David Sharan, a former bureau chief for Benjamin Netanyahu, said the prosecution threatened him.

David Sharan arrives at Jerusalem District Court, Dec. 20, 2022. Photo by Olivier Fitoussi/Flash90.
David Sharan arrives at Jerusalem District Court, Dec. 20, 2022. Photo by Olivier Fitoussi/Flash90.

The prosecution in Prime Minister-designate Benjamin Netanyahu’s corruption trial asked the Jerusalem District Court to declare David Sharan a hostile witness after his testimony on Tuesday.

If the court finds that a witness’s testimony is antagonistic or contrary to the legal position of the examining attorney’s client, in this case the state, the attorney may ask the witness leading questions.

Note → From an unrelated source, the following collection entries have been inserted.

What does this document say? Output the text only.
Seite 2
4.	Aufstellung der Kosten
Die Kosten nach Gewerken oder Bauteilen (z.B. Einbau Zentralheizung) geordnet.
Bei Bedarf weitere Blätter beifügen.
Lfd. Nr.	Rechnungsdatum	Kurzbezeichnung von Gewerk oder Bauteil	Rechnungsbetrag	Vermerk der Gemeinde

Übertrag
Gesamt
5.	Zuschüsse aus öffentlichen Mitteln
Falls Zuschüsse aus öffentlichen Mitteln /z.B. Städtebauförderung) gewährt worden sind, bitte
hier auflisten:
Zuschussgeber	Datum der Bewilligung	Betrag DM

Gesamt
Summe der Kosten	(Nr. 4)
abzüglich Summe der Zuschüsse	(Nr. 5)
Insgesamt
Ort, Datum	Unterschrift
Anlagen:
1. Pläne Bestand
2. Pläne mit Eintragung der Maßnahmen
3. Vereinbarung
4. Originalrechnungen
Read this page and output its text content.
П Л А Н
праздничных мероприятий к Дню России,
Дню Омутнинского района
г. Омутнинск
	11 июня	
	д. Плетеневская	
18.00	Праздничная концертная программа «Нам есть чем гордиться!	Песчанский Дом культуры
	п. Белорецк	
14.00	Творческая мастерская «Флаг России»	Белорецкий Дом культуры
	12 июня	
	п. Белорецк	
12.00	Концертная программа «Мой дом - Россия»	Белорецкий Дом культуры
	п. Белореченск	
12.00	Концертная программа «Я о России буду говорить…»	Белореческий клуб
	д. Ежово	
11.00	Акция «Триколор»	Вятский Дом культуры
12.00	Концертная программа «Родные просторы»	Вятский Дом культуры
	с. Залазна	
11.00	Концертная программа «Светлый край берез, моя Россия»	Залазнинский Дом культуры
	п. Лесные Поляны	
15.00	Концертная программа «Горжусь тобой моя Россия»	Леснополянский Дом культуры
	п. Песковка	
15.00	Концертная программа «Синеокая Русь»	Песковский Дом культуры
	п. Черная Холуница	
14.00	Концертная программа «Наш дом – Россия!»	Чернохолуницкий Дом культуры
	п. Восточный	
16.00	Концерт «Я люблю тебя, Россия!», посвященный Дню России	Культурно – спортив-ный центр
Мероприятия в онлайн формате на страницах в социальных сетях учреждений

Sharan, a former bureau chief for Netanyahu, began his testimony in Case 4000, in which Netanyahu is on trial on charges of bribery, fraud and breach of trust, by saying he was “under threat” as he was facing legal proceedings in another trial in which Netanyahu is not a suspect, Case 3000.

“I am under the sword of the same unit in the prosecutor’s office. It abuses me. Even when I came to give an open testimony, it was in the background the whole time,” Sharan said, referring to Case 3000, which involves allegations of corruption in connection with the purchase of three submarines from German firm ThyssenKrupp.

Sharan said last week he bumped into the prosecutor from the “Submarines Case,” who essentially threatened that if he didn’t fall into line with the prosecution in Case 4000, he’d find himself in trouble.

He said the prosecution cost him his job, forced his 85-year-old mother to show up to police headquarters, seized her bank account, and put his wife under house arrest.

“Every time I was in detention, I was threatened not to mess up if I wanted to see my wife because she was in their hands. They threatened to take our children away. And this is just the beginning. To say that I am calm about [giving] testimony when the executioner is sitting here next to me, obviously not.”

Sharan joins Yifat Ben-Hai Segev, former head of the Cable and Satellite Broadcasting Council, and Shlomo Filber, former director-general of the Communications Ministry, who accused the prosecution of pressure tactics once they took the stand.

The prosecution asked the court to declare both of them hostile witnesses.